As the main contribution of this paper, an analytical approach for the dimensional synthesis of the DPR is proposed. The introduced geometrical solution would be very fast and easily programmable in a any computer algebra system, such as Matlab and Maple. The objective criteria are defined in a manner to satisfy the real request of industrial design. In the proposed closed-form solution, the prescribed workspace and construction constraint are given as subjective and minimizing the size of the manipulator are the objective.

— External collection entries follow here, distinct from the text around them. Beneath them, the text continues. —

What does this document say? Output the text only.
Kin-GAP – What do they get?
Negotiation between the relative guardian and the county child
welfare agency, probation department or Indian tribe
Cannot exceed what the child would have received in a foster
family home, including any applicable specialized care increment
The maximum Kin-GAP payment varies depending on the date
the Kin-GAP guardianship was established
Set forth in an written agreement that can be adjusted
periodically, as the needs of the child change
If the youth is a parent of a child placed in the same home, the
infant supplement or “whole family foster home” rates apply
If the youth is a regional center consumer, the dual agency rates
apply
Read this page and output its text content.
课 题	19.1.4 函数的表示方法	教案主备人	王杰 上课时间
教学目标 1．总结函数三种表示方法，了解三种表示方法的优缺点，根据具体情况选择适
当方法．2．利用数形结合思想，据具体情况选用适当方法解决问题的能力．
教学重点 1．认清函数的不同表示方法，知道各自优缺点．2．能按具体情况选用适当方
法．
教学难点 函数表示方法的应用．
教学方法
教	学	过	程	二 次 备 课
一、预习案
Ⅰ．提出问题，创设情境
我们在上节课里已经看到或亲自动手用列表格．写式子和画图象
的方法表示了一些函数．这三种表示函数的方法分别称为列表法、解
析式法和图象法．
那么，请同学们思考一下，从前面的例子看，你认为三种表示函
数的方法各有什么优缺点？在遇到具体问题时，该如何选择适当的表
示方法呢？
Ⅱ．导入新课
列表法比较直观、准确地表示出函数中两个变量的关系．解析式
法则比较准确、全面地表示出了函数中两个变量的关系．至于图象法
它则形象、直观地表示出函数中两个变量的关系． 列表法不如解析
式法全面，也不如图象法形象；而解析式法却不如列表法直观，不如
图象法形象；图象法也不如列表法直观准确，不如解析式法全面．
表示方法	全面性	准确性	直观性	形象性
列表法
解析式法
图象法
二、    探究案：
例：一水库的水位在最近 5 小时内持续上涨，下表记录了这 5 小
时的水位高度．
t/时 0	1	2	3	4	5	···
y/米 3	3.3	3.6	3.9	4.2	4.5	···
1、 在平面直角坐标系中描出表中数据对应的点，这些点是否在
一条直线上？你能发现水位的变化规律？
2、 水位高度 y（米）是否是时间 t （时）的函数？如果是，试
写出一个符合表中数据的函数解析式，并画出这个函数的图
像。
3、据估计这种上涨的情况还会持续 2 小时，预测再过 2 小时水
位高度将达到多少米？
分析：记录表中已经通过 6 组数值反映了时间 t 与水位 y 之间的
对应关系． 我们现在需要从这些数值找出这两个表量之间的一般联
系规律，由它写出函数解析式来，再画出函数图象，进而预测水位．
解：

This paper is organized as follows. In Section 2, the kinematic equations of DPR which are essential for the workspace analysis are introduced. In Section 3, the workspace of each limb in different views is geometrically discussed. In Section 4, common workspace of limbs is calculated and behavior of it has been studied. In Section 5, the workspace is calculated analytically and proved that the workspace of the DPR is composed of some particular types of geometric shapes in different conditions. In Section 6, the largest box which could be inscribed in the workspace is calculated. In Section 7, optimization design parameters for prescribed workspace are analyzed, here objective criterion is having the smallest robot which can reach a given workspace. In Section 8, some construction constraints are added to optimization problem and in Section 9, by selecting some industrial examples, it has been shown that the introduced approach is quite an agile and optimal and also singularity in the prescribed workspace was discussed. Finally, the paper concludes with some hints as ongoing works [44].